Enables you to balance experiment speed vs. precision
When designing an experiment, there are often tradeoffs to be made between factors like speed and precision. A longer test or a larger holdout group might improve the confidence level around results (i.e. provide more “power” to the experiment). However, those tests have a higher opportunity cost, and you have to decide what is right for your business.
Let’s say you're creating an experiment, and to run a test that has a power of 95%, you have to run an experiment for 4 weeks with a 30% holdout. However, having such a large holdout for a month may be too much of a risk for your business. You want the option to control the power of experiments to meet your needs. For example, if you decide to decrease your power to 90%, your experiment length and holdout could decrease significantly while still getting strong data insights.
Provides recommendations for adjusting your ad spend during testing periods
When running holdout tests, you want a solution that provides guidance around adjusting your weekly ad spend based on the size of the holdout group. This can ensure that you maintain consistent spend-pressure across the regions where you’re running ads so to not skew your results.
Results and Analytics
Experiment results should be clear, actionable, and answer important questions like how ads holistically impact sales channels.
To be certain your results are truly actionable, look for solutions that…
Provide a holistic view of how ads impact KPIs and sales channels
When you’re running incrementality experiments, there’s a treasure trove of information to be gleaned. Even if your primary KPI is new customers, you still might be interested in how a campaign impacts total orders. Or, if you are looking at how incremental Instagram is, you may want to know how it impacts your Amazon sales. That’s why it’s important to invest in a solution that enables you to track multiple KPIs and sales channels during the same experiment.
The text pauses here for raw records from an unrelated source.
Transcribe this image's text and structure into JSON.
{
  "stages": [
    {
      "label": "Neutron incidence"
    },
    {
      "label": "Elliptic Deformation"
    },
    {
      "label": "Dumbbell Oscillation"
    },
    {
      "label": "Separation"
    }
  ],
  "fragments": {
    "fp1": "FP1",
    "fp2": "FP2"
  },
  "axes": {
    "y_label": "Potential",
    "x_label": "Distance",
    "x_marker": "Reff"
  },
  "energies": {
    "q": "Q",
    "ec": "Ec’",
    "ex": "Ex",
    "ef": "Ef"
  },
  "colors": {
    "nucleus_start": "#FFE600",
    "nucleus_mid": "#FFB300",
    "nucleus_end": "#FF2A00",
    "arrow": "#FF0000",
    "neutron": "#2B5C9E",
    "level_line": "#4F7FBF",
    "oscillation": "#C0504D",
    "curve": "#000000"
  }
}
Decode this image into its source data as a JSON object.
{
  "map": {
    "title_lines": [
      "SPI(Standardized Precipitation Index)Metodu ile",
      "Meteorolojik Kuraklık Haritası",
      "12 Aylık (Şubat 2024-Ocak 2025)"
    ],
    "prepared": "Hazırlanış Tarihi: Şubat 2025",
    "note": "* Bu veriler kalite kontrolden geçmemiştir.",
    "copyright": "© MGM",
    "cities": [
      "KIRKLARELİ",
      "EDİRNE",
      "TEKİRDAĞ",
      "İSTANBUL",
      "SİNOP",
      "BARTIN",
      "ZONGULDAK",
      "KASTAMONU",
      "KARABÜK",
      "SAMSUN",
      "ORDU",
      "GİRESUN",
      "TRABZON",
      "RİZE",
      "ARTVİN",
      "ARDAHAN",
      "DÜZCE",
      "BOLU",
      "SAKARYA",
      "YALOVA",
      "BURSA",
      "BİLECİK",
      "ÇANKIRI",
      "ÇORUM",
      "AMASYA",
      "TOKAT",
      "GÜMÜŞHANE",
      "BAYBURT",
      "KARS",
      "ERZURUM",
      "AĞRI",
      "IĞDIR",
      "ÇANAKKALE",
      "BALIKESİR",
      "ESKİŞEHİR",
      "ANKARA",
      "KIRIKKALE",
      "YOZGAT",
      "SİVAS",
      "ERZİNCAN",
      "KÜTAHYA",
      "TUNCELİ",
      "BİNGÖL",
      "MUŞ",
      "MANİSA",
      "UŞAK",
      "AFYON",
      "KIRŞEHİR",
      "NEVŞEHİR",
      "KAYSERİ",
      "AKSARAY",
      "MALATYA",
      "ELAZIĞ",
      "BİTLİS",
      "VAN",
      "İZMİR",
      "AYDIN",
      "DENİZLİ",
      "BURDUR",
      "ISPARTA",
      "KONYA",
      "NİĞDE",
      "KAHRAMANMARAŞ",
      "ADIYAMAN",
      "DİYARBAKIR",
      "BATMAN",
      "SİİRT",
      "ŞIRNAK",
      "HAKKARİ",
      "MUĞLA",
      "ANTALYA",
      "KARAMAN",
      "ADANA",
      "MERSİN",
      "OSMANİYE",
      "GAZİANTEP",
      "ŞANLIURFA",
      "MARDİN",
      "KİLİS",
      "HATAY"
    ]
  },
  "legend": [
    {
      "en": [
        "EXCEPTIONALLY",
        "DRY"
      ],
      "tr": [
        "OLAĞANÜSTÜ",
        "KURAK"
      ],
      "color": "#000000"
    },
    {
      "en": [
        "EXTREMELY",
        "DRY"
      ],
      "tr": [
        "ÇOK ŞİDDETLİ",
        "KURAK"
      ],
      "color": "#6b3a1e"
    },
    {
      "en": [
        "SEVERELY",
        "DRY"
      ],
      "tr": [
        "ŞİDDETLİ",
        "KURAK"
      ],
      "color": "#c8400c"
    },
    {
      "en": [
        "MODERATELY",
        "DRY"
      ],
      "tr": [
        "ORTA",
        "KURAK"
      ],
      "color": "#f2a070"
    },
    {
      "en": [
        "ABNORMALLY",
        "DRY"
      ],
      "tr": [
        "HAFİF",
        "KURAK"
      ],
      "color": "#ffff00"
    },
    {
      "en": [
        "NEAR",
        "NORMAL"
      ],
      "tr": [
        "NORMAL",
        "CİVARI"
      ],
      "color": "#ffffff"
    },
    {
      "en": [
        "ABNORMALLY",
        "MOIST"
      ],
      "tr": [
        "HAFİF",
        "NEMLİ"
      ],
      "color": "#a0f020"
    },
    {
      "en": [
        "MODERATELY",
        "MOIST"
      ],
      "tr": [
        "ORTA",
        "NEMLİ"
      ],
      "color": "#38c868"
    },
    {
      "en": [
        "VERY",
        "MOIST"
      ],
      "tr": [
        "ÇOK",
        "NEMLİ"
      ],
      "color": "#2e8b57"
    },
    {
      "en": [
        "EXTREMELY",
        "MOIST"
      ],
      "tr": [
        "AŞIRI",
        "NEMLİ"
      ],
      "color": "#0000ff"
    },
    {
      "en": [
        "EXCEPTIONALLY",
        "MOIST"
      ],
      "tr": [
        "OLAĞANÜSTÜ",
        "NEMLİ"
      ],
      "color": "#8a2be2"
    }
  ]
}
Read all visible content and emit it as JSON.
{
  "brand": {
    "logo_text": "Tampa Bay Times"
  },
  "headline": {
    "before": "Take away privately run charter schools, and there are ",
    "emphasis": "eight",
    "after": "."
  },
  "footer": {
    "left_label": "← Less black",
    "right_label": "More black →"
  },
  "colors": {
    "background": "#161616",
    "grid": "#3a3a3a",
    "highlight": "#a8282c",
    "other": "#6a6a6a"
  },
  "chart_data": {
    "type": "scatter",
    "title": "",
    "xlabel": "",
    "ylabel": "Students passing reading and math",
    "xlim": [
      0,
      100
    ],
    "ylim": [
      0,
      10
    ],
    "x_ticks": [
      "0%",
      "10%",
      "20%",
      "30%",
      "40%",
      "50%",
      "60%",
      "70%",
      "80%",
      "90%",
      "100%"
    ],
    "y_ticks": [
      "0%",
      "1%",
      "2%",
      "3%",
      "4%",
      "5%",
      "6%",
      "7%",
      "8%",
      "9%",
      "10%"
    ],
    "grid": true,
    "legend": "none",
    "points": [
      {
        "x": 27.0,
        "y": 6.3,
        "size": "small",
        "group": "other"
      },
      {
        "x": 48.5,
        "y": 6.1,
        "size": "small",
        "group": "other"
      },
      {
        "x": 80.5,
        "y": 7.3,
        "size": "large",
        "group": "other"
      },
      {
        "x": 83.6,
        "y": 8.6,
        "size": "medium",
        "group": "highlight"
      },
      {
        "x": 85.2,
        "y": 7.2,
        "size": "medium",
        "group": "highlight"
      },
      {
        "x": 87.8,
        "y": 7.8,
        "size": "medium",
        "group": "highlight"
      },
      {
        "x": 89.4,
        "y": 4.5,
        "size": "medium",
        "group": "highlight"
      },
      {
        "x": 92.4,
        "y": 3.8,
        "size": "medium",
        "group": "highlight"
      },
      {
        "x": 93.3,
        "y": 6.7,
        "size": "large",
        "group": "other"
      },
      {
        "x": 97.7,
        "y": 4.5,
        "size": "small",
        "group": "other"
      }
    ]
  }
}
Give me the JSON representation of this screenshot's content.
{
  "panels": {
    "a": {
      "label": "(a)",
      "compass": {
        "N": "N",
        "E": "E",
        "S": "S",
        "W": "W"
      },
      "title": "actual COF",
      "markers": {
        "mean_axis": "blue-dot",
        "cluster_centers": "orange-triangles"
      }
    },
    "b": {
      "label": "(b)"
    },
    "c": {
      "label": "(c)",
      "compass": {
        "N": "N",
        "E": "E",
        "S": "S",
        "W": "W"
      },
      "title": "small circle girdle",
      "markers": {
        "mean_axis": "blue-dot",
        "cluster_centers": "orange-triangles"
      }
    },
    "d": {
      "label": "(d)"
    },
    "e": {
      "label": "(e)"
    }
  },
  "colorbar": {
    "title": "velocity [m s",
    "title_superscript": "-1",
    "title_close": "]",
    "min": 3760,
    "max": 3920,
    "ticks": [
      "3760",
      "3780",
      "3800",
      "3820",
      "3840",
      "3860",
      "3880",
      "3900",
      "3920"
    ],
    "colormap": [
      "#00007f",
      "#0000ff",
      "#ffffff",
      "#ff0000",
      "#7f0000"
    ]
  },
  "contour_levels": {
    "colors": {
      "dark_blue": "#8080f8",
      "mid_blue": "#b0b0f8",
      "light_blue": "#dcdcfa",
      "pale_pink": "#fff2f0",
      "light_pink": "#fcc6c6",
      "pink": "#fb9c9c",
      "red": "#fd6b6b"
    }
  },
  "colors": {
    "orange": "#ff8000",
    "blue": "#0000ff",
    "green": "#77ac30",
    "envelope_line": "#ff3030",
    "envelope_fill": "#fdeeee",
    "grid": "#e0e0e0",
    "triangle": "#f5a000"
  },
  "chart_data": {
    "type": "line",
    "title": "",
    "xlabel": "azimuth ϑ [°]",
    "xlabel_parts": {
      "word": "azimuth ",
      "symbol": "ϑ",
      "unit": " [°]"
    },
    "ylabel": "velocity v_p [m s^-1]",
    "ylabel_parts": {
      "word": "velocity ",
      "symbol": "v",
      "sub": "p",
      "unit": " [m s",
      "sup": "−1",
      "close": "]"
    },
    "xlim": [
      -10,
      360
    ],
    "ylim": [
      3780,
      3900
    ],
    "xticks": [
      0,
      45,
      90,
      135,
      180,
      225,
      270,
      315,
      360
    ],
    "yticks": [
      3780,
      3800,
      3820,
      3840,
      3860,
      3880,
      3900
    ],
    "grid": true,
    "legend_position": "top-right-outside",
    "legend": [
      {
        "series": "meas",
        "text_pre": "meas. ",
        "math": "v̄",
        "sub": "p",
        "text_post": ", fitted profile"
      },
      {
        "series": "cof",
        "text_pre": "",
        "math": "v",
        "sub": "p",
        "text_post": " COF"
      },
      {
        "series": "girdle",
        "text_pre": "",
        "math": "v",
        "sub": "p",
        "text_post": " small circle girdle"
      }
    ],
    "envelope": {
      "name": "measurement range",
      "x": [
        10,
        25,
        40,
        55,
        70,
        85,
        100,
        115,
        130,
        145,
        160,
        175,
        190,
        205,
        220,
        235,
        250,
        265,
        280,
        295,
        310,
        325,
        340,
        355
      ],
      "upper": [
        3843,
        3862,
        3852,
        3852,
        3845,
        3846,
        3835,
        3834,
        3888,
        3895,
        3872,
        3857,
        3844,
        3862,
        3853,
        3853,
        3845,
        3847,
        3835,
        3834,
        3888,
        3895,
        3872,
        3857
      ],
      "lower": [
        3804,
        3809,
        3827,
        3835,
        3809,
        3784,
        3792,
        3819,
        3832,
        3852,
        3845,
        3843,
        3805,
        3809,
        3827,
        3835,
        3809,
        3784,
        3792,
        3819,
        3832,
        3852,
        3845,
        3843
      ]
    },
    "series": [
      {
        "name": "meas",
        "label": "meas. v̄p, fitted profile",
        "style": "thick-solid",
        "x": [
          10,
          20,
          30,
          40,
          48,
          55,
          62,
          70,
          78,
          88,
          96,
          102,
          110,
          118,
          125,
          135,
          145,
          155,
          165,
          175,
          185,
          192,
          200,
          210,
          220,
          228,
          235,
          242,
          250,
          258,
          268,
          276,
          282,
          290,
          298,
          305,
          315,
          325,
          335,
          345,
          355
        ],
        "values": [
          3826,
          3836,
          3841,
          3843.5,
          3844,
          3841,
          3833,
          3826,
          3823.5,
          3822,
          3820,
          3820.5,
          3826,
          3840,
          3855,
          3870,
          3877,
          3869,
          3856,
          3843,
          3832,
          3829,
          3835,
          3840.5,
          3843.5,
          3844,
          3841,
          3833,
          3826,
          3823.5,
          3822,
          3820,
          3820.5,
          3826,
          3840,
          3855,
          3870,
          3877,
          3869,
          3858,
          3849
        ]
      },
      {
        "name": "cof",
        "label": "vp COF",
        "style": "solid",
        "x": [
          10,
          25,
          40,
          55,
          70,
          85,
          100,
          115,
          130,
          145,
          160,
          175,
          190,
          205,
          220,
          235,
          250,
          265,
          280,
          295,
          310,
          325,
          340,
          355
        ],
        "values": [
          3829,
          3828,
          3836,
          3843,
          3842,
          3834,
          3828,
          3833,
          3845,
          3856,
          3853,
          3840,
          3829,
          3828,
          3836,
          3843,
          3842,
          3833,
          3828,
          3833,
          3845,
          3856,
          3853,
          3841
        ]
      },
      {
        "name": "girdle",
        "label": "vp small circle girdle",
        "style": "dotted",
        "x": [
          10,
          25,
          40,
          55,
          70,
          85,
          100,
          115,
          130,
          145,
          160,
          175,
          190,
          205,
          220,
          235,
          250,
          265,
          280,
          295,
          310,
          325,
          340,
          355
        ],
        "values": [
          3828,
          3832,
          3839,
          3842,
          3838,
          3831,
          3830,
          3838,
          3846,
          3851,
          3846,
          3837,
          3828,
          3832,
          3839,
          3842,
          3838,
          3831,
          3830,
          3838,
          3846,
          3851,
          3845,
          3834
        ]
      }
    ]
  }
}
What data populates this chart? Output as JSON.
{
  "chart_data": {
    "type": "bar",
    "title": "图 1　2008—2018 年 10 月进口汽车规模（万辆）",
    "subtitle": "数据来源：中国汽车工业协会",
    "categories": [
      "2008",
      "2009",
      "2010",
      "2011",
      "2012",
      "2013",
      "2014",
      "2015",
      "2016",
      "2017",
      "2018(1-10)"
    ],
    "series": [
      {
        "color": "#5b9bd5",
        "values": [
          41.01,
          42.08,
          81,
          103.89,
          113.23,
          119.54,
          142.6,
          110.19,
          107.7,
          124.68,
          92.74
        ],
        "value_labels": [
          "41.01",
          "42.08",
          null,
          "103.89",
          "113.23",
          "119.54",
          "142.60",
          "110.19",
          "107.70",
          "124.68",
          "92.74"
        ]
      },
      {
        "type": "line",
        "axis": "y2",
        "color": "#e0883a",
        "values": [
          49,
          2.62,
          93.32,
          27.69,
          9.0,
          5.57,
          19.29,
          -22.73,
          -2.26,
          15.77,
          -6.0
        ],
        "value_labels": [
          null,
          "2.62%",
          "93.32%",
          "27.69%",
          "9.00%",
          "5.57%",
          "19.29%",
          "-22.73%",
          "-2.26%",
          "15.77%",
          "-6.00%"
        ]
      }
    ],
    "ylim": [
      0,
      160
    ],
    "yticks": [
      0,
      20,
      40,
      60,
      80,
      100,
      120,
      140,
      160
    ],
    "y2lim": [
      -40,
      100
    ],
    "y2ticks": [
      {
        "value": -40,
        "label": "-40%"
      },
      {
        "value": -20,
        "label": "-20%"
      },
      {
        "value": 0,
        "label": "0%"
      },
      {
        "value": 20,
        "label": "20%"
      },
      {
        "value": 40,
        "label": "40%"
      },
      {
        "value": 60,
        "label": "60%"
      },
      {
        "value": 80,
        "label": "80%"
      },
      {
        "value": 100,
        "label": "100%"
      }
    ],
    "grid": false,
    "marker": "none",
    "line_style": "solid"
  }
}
Offer post-treatment windows
Customers rarely see an ad and then immediately purchase. Especially for high-ticket items, it might take longer to see if an ad impacted a customer’s purchase. That’s why it’s important to look for solutions that offer post-treatment windows that show how ads continue to impact performance after the experiment ends.
As an example, Hexclad was able to use post-treatment windows to see how critical an extended measurement view is to account for the entire multi-week journey customers take to make an expensive purchase.
Calibrates platform metrics for daily incrementality reporting
Growth marketers often rely on platform-reported metrics — but these metrics rarely tell the full story. That’s why it’s important to find a testing solution that adjusts your platform reporting based on experiment results, allowing you to reallocate your budget to the channels and tactics that have the greatest incremental impact. Look for solutions that automatically update metrics like incremental return on ad spend (iROAS) and cost per incremental acquisition (CPIA) daily to power agile marketing decisions.
Choosing the right incrementality platform is about more than onboarding a new tool — it’s about building a foundation for confident decision-making. With a robust incrementality solution in place, marketers can get to the heart of their advertising’s true impact, enabling smarter spending and driving sustainable growth. By ensuring that your chosen platform meets rigorous standards in methodology, experiment design, and actionable insights, you’re setting your team up for success.